With its economy in deep crisis, a swathe of Beirut in tatters following a huge explosion at the port on Aug. 4, and sectarian tensions rising, Lebanon is facing the biggest threat to its stability since the 1975-1990 civil war.
Macron, who also visited in the immediate aftermath of the blast that killed more than 190 people and injured 6,000, was due to head northeast of Beirut to a reserve to plant the tree.
The French air force display team is scheduled to perform a display over the country with Lebanon’s national colours.
Lebanon’s modern borders were proclaimed 100 years ago by France in an imperial carve-up with Britain after the First World War.
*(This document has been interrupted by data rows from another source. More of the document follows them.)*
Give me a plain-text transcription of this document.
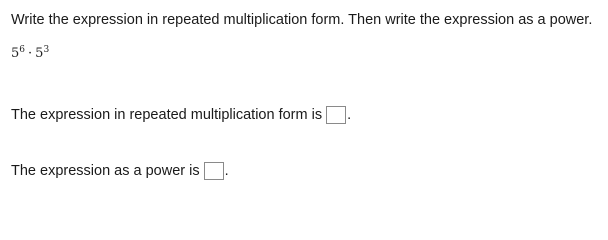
Write the expression in repeated multiplication form. Then write the expression as a power.
$5^6 \cdot 5^3$
The expression in repeated multiplication form is .
The expression as a power is .
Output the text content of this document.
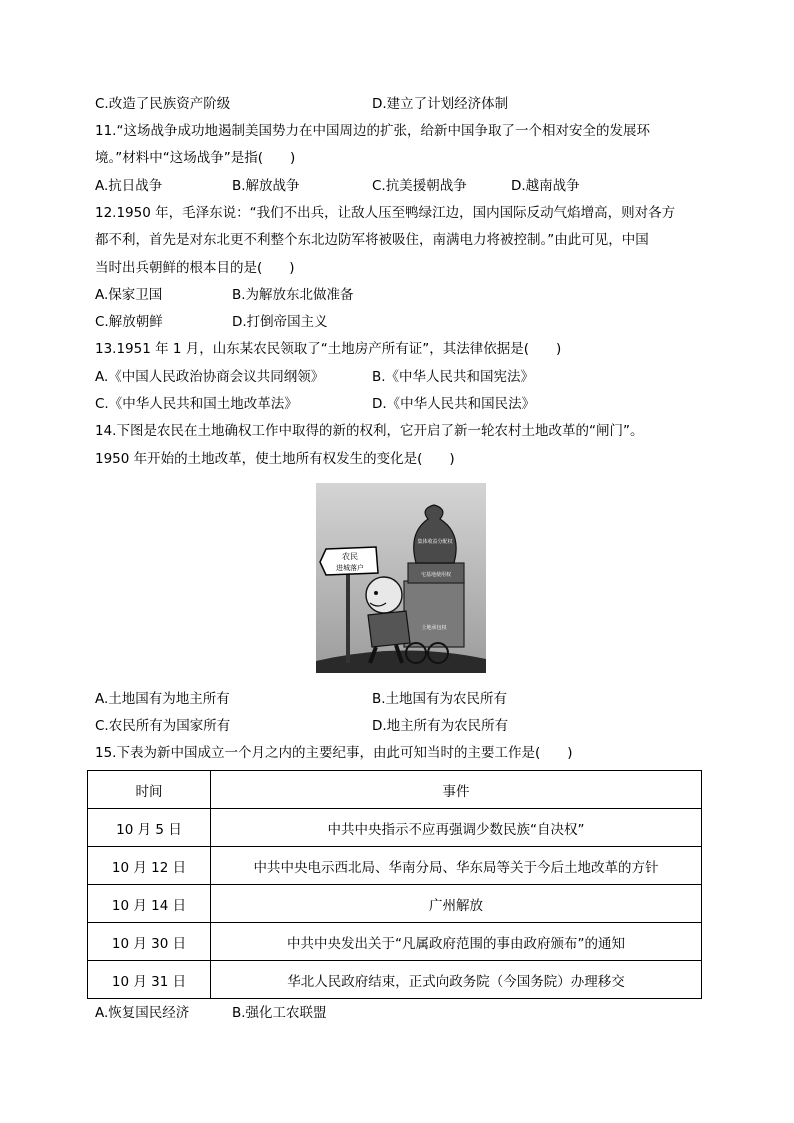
C.改造了民族资产阶级	D.建立了计划经济体制
11.“这场战争成功地遏制美国势力在中国周边的扩张，给新中国争取了一个相对安全的发展环
境。”材料中“这场战争”是指(　　)
A.抗日战争	B.解放战争	C.抗美援朝战争	D.越南战争
12.1950 年，毛泽东说：“我们不出兵，让敌人压至鸭绿江边，国内国际反动气焰增高，则对各方
都不利，首先是对东北更不利整个东北边防军将被吸住，南满电力将被控制。”由此可见，中国
当时出兵朝鲜的根本目的是(　　)
A.保家卫国	B.为解放东北做准备
C.解放朝鲜	D.打倒帝国主义
13.1951 年 1 月，山东某农民领取了“土地房产所有证”，其法律依据是(　　)
A.《中国人民政治协商会议共同纲领》	B.《中华人民共和国宪法》
C.《中华人民共和国土地改革法》	D.《中华人民共和国民法》
14.下图是农民在土地确权工作中取得的新的权利，它开启了新一轮农村土地改革的“闸门”。
1950 年开始的土地改革，使土地所有权发生的变化是(　　)
农民
进城落户
土地承包权
宅基地使用权
集体收益分配权
A.土地国有为地主所有	B.土地国有为农民所有
C.农民所有为国家所有	D.地主所有为农民所有
15.下表为新中国成立一个月之内的主要纪事，由此可知当时的主要工作是(　　)
时间	事件
10 月 5 日	中共中央指示不应再强调少数民族“自决权”
10 月 12 日	中共中央电示西北局、华南分局、华东局等关于今后土地改革的方针
10 月 14 日	广州解放
10 月 30 日	中共中央发出关于“凡属政府范围的事由政府颁布”的通知
10 月 31 日	华北人民政府结束，正式向政务院（今国务院）办理移交
A.恢复国民经济	B.强化工农联盟
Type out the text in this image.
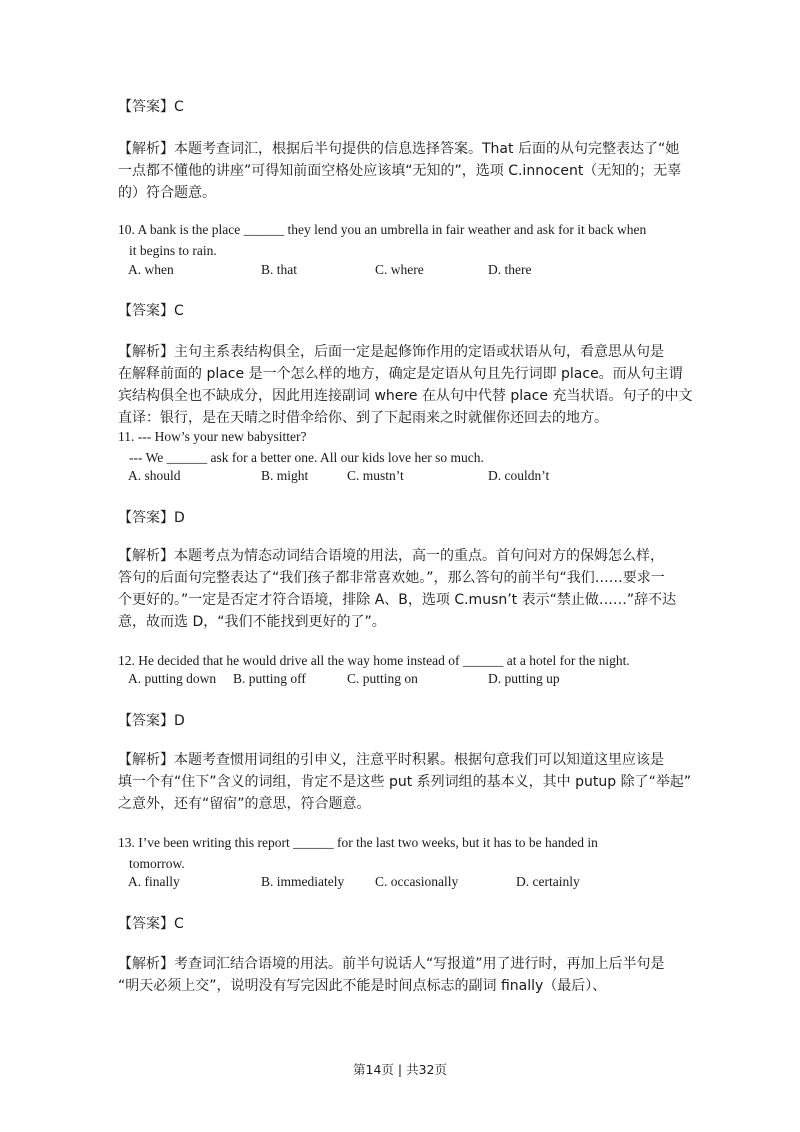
【答案】C
【解析】本题考查词汇，根据后半句提供的信息选择答案。That 后面的从句完整表达了“她
一点都不懂他的讲座”可得知前面空格处应该填“无知的”，选项 C.innocent（无知的；无辜
的）符合题意。
10. A bank is the place ______ they lend you an umbrella in fair weather and ask for it back when
it begins to rain.
A. when	B. that	C. where	D. there
【答案】C
【解析】主句主系表结构俱全，后面一定是起修饰作用的定语或状语从句，看意思从句是
在解释前面的 place 是一个怎么样的地方，确定是定语从句且先行词即 place。而从句主谓
宾结构俱全也不缺成分，因此用连接副词 where 在从句中代替 place 充当状语。句子的中文
直译：银行，是在天晴之时借伞给你、到了下起雨来之时就催你还回去的地方。
11. --- How’s your new babysitter?
--- We ______ ask for a better one. All our kids love her so much.
A. should	B. might	C. mustn’t	D. couldn’t
【答案】D
【解析】本题考点为情态动词结合语境的用法，高一的重点。首句问对方的保姆怎么样，
答句的后面句完整表达了“我们孩子都非常喜欢她。”，那么答句的前半句“我们……要求一
个更好的。”一定是否定才符合语境，排除 A、B，选项 C.musn’t 表示“禁止做……”辞不达
意，故而选 D，“我们不能找到更好的了”。
12. He decided that he would drive all the way home instead of ______ at a hotel for the night.
A. putting down B. putting off	C. putting on	D. putting up
【答案】D
【解析】本题考查惯用词组的引申义，注意平时积累。根据句意我们可以知道这里应该是
填一个有“住下”含义的词组，肯定不是这些 put 系列词组的基本义，其中 putup 除了“举起”
之意外，还有“留宿”的意思，符合题意。
13. I’ve been writing this report ______ for the last two weeks, but it has to be handed in
tomorrow.
A. finally	B. immediately C. occasionally	D. certainly
【答案】C
【解析】考查词汇结合语境的用法。前半句说话人“写报道”用了进行时，再加上后半句是
“明天必须上交”，说明没有写完因此不能是时间点标志的副词 finally（最后）、
第14页 | 共32页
Lebanon gained independence in 1943.
Macron, who has been at the centre of international efforts to press Lebanese leaders to tackle corruption and take other steps to fix their country, began his trip late on Monday by meeting Fairouz, 85, one of the Arab world’s most famous singers whose music transcends Lebanon’s deep divisions.
He was greeted by dozens of protesters gathered outside, who held placards reading “No cabinet by, or with, the murderers” and “Don’t be on the wrong side of history!”
He told reporters on Monday he wanted to “ensure that the government that is formed will implement the necessary reforms.”
In the hours before his arrival, Lebanese leaders designated a new prime minister, Mustapha Adib, reaching a consensus among major parties that senior Lebanese politicians said was forged under pressure from Macron over the weekend.
Macron agenda includes a tour of the devastated Beirut port, the site of the catastrophic Aug. 4 chemicals explosion, meeting President Michel Aoun for an official reception marking the country’s centenary, and an afternoon of political meetings with Lebanon’s various factions.
After being designated on Monday, Adib called for the rapid formation of a government, the immediate implementation of reforms and an agreement with the International Monetary Fund.
Lebanon’s economic crisis is rooted in decades of state corruption and waste that landed the state with one of the world’s heaviest public debt burdens.
Since October, the currency has collapsed, savers have been frozen out of their deposits in a paralysed banking system, and poverty and unemployment have soared.
France’s foreign minister said last week that Lebanon risked disappearing because of the inaction of its political elite who needed to quickly form a new government to implement reforms.